On Wednesday, the National Assembly passed a revision to the Labor Standards Act that calls for reducing the country’s maximum statutory work hours to 52 per week from the current 68.
Under the revision, the work week will be limited to 40 hours of standard time and up to 12 hours of overtime. Working on a holiday or weekend will count as overtime.
Employees of major companies and government workers have mostly welcomed the bill’s passage, saying they can now find a better balance to enjoy activities outside of work. Some large companies such as Shinsegae Group have already reduced work hours.
Shinsegae said workers are being encouraged to utilize their time more effectively, claiming reduced hours allow people to spend more time with their families and engage in other activities such as exercise.

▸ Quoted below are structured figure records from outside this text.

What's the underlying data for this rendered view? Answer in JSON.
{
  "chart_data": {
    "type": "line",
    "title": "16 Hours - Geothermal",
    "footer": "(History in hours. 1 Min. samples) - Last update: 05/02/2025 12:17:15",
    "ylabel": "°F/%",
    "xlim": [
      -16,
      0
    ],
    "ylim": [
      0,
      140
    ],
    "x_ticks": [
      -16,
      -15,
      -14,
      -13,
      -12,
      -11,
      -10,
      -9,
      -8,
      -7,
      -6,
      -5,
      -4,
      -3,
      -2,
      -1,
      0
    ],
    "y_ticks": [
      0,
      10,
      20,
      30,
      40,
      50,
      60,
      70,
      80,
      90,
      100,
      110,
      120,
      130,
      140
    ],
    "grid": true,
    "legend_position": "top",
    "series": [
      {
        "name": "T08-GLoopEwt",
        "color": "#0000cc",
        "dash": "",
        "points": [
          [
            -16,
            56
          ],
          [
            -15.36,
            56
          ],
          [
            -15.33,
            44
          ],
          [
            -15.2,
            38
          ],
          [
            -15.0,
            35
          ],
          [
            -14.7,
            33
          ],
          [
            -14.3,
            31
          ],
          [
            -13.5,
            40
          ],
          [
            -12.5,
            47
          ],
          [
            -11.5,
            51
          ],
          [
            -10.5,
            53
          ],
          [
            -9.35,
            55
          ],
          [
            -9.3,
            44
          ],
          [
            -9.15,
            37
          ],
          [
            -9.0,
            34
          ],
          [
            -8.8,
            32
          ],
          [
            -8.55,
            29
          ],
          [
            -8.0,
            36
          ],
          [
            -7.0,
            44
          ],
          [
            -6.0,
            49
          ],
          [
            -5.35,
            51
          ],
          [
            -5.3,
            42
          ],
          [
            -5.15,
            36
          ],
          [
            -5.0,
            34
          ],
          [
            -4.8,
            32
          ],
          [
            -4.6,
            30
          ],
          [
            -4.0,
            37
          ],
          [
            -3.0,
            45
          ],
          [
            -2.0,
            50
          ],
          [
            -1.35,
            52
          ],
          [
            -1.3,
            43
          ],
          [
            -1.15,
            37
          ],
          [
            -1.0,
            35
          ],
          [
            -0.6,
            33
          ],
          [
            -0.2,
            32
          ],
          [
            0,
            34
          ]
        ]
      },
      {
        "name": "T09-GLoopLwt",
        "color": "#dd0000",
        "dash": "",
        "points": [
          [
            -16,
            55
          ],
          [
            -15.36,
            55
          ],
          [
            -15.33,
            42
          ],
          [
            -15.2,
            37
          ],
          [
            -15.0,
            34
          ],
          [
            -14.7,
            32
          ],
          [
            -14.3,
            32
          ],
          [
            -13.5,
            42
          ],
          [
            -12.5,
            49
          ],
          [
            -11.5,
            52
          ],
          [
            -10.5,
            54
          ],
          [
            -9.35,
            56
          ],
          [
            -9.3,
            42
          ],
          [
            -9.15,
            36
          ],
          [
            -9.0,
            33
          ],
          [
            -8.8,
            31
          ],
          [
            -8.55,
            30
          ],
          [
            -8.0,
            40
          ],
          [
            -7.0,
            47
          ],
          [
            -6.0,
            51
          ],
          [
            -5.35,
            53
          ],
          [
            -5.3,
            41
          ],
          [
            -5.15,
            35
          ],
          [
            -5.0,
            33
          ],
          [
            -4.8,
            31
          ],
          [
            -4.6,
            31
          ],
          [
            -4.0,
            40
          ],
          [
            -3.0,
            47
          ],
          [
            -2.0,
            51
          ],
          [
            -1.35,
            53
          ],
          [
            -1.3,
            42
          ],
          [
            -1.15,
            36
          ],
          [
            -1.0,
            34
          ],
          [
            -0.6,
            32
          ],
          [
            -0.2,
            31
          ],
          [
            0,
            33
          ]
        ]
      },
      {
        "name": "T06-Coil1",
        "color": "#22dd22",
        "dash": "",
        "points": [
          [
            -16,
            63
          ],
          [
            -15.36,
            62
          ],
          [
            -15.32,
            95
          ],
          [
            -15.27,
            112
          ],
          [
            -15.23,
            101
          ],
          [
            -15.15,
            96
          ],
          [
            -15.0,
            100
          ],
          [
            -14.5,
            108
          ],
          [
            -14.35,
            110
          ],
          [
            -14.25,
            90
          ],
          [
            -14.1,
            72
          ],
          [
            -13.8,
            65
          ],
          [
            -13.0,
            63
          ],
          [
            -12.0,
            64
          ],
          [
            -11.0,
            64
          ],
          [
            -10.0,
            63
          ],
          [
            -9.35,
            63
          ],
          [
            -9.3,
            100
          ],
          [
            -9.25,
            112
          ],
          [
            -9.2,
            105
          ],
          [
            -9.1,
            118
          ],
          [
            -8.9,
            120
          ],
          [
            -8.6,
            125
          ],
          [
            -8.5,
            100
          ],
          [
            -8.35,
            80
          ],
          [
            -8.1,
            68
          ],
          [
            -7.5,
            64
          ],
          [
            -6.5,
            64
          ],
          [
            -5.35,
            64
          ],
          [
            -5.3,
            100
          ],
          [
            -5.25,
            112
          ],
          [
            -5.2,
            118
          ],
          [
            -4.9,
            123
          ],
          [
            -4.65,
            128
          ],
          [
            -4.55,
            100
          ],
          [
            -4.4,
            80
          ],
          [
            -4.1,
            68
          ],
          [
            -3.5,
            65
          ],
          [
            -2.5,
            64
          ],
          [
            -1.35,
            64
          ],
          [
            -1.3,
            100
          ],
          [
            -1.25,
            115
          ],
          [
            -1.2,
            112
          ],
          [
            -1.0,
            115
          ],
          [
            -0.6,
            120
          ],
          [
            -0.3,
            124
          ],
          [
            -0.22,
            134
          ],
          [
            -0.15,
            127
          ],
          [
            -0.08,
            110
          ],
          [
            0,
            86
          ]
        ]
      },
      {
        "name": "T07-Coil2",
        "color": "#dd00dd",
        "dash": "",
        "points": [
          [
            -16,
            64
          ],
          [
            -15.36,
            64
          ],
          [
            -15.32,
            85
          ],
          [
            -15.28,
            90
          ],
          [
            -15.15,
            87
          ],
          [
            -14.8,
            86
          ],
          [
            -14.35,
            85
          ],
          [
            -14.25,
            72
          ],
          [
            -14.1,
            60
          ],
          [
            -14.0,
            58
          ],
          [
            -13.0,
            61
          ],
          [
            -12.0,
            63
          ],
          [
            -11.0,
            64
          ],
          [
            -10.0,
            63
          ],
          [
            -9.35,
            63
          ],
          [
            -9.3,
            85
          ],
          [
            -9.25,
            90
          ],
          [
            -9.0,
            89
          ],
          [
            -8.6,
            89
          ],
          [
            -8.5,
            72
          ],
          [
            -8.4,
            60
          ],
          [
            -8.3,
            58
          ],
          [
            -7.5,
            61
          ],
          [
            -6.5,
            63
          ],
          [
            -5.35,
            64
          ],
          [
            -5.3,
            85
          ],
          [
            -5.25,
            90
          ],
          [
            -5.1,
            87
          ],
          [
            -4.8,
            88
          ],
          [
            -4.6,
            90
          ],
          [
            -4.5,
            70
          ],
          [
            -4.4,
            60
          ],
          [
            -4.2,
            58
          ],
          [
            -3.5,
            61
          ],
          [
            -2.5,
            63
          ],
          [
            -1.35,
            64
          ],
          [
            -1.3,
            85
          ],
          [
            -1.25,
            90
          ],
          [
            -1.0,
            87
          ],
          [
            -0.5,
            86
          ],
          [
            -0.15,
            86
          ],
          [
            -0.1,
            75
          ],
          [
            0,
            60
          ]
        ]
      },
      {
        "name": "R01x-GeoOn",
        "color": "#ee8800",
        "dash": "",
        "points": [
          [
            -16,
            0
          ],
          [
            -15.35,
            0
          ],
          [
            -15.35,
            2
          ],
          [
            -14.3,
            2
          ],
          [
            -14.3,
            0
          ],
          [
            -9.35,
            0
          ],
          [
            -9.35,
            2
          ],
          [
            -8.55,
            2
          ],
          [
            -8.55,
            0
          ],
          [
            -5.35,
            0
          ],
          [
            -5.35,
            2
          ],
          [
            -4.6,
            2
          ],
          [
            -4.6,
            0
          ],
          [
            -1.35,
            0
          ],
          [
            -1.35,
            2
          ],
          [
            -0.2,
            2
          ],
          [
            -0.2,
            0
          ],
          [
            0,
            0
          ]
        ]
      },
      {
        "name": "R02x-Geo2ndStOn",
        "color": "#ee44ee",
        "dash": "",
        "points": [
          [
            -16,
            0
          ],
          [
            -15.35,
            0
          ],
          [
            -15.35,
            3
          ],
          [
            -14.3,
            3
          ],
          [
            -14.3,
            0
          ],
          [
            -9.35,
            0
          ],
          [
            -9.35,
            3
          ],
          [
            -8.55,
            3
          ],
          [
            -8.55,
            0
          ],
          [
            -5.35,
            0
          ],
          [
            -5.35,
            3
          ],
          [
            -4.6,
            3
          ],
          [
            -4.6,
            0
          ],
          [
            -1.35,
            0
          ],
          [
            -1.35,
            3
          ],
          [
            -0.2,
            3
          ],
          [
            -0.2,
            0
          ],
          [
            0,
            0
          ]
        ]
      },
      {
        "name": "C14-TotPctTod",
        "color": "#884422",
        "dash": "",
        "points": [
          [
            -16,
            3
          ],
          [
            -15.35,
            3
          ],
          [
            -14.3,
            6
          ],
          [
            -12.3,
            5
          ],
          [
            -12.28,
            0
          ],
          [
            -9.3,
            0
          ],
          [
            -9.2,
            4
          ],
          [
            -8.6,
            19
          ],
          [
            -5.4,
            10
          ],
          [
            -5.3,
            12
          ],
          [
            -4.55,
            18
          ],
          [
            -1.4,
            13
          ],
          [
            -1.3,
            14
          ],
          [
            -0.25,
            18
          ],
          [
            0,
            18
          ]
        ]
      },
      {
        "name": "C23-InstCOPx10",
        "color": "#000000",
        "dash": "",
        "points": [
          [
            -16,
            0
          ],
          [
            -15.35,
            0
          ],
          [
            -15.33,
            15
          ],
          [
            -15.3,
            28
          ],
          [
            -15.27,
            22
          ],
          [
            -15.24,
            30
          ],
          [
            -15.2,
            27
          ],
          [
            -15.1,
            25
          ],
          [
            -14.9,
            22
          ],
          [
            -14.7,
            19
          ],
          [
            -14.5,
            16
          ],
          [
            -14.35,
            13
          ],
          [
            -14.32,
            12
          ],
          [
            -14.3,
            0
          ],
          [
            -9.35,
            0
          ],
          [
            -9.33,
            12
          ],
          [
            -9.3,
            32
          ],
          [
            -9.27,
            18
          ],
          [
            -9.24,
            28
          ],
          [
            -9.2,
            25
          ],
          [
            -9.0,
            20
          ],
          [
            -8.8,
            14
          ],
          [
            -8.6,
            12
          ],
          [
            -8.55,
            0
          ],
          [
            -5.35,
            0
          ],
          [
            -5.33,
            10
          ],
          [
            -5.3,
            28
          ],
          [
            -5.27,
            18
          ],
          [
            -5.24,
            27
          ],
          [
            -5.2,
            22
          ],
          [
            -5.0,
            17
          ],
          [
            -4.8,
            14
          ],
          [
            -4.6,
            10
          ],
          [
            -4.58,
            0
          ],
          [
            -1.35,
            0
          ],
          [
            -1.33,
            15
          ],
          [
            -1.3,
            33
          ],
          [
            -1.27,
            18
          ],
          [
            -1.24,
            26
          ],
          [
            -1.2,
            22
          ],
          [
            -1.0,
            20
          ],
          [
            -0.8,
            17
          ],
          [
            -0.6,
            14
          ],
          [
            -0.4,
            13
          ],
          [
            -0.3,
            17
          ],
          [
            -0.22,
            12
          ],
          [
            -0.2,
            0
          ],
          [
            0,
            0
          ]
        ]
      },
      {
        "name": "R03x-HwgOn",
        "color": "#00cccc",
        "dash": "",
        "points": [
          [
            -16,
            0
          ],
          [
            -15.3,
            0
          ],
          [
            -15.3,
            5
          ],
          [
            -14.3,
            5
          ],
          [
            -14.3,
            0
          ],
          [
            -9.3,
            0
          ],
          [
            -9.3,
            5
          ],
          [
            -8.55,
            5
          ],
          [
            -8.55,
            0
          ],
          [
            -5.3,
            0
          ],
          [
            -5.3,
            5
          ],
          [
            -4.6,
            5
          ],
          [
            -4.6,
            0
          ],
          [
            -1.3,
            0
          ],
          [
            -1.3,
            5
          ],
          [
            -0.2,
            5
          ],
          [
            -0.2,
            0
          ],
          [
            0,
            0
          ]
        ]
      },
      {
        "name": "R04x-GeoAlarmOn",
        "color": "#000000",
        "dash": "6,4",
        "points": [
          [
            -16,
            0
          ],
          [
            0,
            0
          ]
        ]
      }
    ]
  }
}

Such “off time” can help people be more productive at work and lead to gains for the company, according to the retail giant.
“I head to the gym every day after work these days,” said a 37-year-old Shinsegae employee who asked not to be named. “I now can have a normal life.”

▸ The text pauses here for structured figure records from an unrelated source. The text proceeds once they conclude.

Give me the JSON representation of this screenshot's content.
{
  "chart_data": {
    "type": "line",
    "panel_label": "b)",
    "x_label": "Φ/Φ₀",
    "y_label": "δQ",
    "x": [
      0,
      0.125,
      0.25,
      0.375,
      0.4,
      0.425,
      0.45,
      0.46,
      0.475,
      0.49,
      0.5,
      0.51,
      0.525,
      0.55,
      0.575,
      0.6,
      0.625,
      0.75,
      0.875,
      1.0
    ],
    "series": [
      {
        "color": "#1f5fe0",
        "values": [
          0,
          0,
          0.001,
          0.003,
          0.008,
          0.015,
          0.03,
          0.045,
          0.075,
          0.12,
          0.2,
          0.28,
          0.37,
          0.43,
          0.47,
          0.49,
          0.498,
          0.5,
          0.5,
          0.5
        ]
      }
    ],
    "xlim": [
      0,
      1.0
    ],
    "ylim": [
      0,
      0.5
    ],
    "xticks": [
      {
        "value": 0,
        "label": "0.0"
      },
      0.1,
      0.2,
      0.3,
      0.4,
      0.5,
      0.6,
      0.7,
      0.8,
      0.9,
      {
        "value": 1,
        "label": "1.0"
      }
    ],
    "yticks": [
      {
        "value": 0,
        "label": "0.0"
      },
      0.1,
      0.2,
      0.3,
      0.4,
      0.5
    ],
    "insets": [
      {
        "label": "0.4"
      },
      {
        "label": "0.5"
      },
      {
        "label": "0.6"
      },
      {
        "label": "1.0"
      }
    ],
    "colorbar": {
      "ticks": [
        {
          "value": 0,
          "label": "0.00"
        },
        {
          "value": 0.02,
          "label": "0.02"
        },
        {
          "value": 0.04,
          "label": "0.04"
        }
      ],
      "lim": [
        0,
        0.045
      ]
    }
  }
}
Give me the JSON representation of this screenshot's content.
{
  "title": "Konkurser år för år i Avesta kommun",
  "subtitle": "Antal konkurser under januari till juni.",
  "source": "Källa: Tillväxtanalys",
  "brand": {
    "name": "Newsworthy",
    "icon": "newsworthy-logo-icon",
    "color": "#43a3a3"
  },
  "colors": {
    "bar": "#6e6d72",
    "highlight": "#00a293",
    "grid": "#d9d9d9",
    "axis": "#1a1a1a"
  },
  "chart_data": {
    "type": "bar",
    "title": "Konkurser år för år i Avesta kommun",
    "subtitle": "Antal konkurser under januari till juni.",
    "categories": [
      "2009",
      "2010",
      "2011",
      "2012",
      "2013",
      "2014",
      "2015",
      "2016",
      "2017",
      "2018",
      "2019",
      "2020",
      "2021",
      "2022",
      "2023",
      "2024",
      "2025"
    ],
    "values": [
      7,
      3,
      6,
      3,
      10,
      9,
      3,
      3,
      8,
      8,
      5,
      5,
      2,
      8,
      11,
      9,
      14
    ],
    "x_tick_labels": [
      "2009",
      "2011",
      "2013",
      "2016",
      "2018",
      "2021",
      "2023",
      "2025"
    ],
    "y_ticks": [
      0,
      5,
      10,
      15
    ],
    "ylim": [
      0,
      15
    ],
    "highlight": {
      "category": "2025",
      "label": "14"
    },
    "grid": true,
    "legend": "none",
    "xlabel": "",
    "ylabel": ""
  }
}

According a report by the Organization for Economic Cooperation and Development (OECD), Koreans worked an average 2,069 hours in 2016, 305 more than the OECD average of 1,764.
Other major companies have followed suit, including LG Electronics and chipmaker SK Hynix, which have launched a pilot program that allows workers to work less than they did even before the passage of the bill.

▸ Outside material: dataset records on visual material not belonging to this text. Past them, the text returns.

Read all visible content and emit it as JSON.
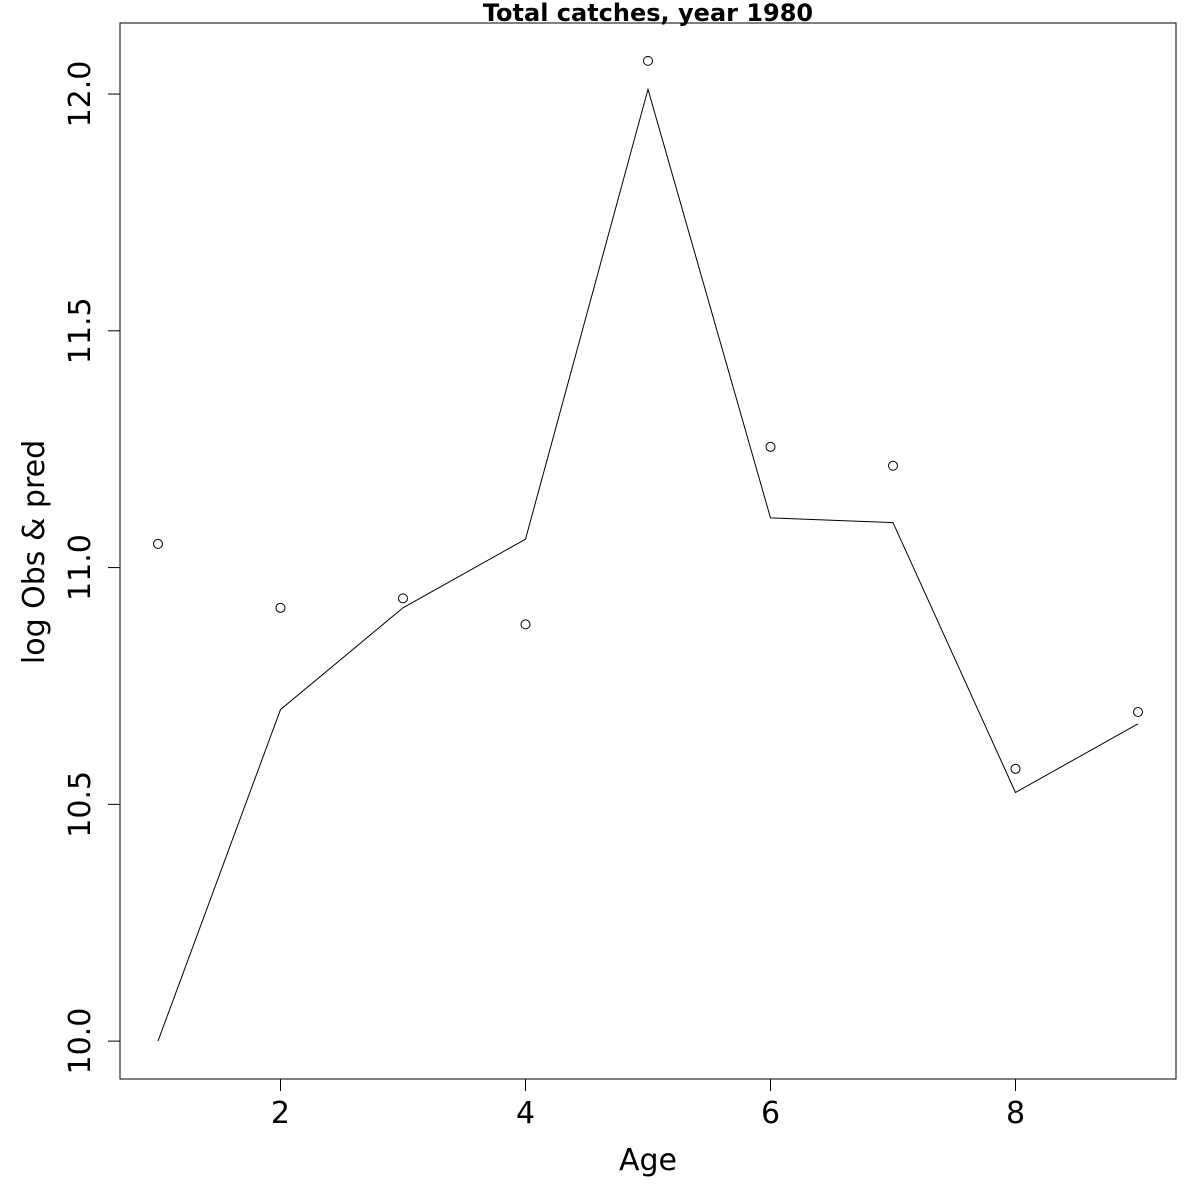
{
  "chart_data": {
    "type": "line",
    "title": "Total catches, year 1980",
    "xlabel": "Age",
    "ylabel": "log Obs & pred",
    "xlim": [
      0.69,
      9.31
    ],
    "ylim": [
      9.92,
      12.15
    ],
    "x_ticks": [
      2,
      4,
      6,
      8
    ],
    "y_ticks": [
      10.0,
      10.5,
      11.0,
      11.5,
      12.0
    ],
    "x_tick_labels": [
      "2",
      "4",
      "6",
      "8"
    ],
    "y_tick_labels": [
      "10.0",
      "10.5",
      "11.0",
      "11.5",
      "12.0"
    ],
    "grid": false,
    "series": [
      {
        "style": "points",
        "marker": "open-circle",
        "x": [
          1,
          2,
          3,
          4,
          5,
          6,
          7,
          8,
          9
        ],
        "y": [
          11.05,
          10.915,
          10.935,
          10.88,
          12.07,
          11.255,
          11.215,
          10.575,
          10.695
        ]
      },
      {
        "style": "line",
        "x": [
          1,
          2,
          3,
          4,
          5,
          6,
          7,
          8,
          9
        ],
        "y": [
          10.0,
          10.7,
          10.915,
          11.06,
          12.01,
          11.105,
          11.095,
          10.525,
          10.67
        ]
      }
    ]
  }
}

A number of IT firms have also allowed their workers to choose flexible working hours, in line with efforts to provide more leisure time for employees. The system allows employees to choose their hours on a daily and weekly basis so that they can handle personal affairs such as looking after children, taking part in leisure activities or pursuing hobbies.
Meanwhile, employees at small and medium-sized companies have showed concern that curtailed hours may lead to reduced wages. They argue fewer hours may lead to reduced overtime pay, widening the gap between large and small companies.
“I think that my wage will probably be reduced by one third if my company adopts reduced work hours,” said Mr. Lee, a 54-year-old employee at a small welding business.
According to a report by the Korea Economic Research Institute, companies with between 30 and 299 employees are forecast to scale back hours 0.4 percent, while those with more than 300 will cut back about 0.9 percent.
Other workers have expressed concern that the change might impact work intensity since they will be required to maintain their previous level of productivity while putting in less time at work. They argue that a shorter week will not noticeably improve their general quality of life unless companies hire more employees.
For the most part, owners of enterprises have held negative views about the shortened work week and have not moved to increase their workforce.
A shorter work week was one of President Moon Jae-in’s key campaign pledges during the election last year. The aim, he said, was to help improve workers’ quality of life and create jobs.
To ease companies into the change, the revision will be applied in stages. The shorter week will apply first to companies with 300 or more workers on July 1. Companies with 50 to 299 workers will be subject to the new rule starting Jan. 1, 2020, and those with five to 49 workers will fall under the law on July 1, 2021.
The number of business categories exempt from work hour limits will reduce from 26 to five involving transportation services and health care.